27/4 – Caccia, mediazione risibile, al ribasso e irrispettosa dei quesiti referendari

“In zona Cesarini la Giunta e la maggioranza regionale si son accorte del referendum del 3 giugno e, dopo aver ignorato se non irriso i referendari e trascinato in commissione consiliare il testo per una nuova regolamentazione dell’attività venatoria, ora vogliono ad ogni costo evitare la scadenza referendaria ”, sottolinea Eleonora Artesio, capogruppo regionale della Federazione della Sinistra.

“La questione è sostanziale e riguarda il rispetto dell’espressione della democrazia diretta contemplata dalle leggi dello stato e della regione. Principio che vale sempre indipendentemente dall’oggetto. L’oggetto poi è tra quelli che attiene alle sensibilità trasversali”.

“Anziché seguire la strada maestra, ovvero assumere in legge i quesiti referendari, la maggioranza regionale vuole sfilare l’oggetto del referendum, cioè la legge 70 e prefigurare il testo di una nuova legge successiva su cui, tra provocazioni e mediazioni al ribasso, si è misurata la commissione consiliare. La riduzione delle specie cacciabile passerebbe da 29 a 24, il divieto di caccia prolungato di sole due domeniche e una limitazione del divieto di caccia su neve. Correzioni risibili rispetto alla portata dei quesiti referendari. Inoltre in attesa della nuova legge regionale, l’attività venatoria sarà regolata della ben più permissiva legge nazionale”.

“Infatti non si è raggiunto alcun accordo e tra i voti contrari (tra cui il nostro), i non partecipanti, le fronde interne alla maggioranza e le riserve di voto in aula, solo Lega, parte del Pdl e Udc hanno sottoscritto l’impegno”.

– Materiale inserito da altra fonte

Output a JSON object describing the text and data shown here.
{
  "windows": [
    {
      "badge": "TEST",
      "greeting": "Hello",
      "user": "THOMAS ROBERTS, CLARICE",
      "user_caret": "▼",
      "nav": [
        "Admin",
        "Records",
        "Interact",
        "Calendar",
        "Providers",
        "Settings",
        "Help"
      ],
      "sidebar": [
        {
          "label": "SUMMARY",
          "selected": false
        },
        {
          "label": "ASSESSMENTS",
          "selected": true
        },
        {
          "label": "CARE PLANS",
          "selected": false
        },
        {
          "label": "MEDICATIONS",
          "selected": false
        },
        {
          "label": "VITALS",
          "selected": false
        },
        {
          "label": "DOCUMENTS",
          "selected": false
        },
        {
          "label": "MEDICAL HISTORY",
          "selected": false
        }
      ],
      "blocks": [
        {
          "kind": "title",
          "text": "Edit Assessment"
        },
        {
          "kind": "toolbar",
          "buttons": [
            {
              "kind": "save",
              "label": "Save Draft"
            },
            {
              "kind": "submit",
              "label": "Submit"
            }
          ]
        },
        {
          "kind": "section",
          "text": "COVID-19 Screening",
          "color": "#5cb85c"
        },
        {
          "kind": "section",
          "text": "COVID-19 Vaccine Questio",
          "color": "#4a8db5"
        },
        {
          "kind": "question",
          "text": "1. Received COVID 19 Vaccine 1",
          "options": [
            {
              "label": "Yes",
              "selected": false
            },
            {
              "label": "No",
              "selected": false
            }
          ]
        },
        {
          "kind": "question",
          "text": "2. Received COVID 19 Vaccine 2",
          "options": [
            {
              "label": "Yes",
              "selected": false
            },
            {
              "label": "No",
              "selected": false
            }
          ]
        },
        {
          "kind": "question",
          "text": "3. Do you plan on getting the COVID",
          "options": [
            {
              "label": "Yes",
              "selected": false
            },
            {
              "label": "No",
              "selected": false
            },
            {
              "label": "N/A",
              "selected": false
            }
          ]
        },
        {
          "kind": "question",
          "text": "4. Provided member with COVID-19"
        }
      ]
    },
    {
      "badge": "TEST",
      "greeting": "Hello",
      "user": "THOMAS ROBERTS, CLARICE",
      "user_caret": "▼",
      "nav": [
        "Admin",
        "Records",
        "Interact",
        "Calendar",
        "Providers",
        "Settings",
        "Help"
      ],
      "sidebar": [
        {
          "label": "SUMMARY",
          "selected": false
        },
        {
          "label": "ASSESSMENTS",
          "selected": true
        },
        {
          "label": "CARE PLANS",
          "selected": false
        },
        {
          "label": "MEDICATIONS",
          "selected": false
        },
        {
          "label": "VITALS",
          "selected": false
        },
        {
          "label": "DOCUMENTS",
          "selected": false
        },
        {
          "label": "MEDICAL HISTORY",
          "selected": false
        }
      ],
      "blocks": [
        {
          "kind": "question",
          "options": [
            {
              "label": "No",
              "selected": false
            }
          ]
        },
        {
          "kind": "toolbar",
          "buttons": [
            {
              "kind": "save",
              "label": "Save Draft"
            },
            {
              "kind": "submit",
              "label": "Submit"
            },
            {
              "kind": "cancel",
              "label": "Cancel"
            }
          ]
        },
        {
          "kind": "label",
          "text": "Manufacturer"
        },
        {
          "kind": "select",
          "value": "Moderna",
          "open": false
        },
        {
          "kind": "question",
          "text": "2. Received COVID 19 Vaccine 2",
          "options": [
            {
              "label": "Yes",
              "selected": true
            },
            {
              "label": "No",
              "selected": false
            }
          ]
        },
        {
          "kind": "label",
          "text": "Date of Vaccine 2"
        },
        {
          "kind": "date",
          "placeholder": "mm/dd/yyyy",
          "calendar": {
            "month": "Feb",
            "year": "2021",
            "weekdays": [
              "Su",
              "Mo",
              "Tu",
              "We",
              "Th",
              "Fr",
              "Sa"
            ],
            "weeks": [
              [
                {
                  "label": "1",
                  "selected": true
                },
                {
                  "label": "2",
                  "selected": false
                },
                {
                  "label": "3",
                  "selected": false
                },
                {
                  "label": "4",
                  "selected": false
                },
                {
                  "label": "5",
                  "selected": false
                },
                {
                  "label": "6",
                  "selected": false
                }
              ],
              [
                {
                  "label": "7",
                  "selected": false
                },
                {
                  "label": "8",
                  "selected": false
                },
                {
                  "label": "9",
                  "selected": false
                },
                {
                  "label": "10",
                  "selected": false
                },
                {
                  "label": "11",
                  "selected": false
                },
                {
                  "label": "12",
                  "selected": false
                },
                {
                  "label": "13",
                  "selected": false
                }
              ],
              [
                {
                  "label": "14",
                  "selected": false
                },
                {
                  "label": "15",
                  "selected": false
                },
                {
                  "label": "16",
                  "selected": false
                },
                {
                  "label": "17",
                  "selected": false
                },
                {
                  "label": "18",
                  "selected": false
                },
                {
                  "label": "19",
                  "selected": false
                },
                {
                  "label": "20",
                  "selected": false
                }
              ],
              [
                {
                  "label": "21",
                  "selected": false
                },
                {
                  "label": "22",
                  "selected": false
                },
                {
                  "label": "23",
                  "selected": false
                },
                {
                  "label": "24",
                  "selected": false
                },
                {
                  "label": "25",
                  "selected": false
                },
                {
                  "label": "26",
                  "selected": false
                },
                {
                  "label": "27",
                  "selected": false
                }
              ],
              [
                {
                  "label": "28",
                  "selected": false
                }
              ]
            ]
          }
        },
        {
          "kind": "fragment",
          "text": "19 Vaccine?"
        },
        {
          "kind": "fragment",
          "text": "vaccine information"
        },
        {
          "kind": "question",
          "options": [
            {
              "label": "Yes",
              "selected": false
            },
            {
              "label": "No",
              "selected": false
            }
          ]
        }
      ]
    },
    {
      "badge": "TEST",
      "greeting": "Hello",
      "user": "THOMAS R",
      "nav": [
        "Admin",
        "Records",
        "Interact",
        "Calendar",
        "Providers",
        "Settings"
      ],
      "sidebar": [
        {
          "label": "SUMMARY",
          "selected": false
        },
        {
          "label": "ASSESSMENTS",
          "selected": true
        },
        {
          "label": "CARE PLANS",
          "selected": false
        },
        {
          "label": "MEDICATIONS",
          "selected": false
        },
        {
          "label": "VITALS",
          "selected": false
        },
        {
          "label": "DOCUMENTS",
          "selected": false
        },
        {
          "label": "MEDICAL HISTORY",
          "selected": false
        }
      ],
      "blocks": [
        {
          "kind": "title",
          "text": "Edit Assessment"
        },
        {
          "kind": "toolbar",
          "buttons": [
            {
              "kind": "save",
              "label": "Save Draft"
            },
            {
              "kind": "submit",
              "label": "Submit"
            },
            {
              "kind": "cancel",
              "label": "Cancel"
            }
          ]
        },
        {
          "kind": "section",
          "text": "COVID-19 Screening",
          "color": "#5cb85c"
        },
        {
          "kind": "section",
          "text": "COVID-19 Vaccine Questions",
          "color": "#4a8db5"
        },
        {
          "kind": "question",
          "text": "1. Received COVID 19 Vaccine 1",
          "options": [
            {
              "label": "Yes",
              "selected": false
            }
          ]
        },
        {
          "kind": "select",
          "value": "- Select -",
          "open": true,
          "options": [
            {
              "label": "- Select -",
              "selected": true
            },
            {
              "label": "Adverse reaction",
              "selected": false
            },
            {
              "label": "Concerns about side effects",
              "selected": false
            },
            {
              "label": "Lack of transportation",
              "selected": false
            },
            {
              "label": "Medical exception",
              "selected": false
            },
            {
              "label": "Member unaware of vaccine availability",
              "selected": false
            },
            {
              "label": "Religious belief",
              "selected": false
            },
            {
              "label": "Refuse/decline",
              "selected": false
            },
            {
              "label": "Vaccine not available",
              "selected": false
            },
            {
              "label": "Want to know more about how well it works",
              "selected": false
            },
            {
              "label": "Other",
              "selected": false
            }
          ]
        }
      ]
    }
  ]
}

“Ovviamente la grancassa sarà sul risparmio dei costi del referendum e ora Cota scopre l’importanza delle politiche sociali, rispetto alle quali finora è stato o indifferente  o colpevole, visto che siamo ufficialmente ancora lontani dalla spesa consolidata sostenuta dai consorzi socio-assistenziali”.

“I cittadini devono essere rispettati sia quando necessitano di tutele attraverso i servizi sociali, sia quando la loro libertà di partecipazione deve essere garantita dalle istituzioni. Quindi la contrapposizione è ipocrita”.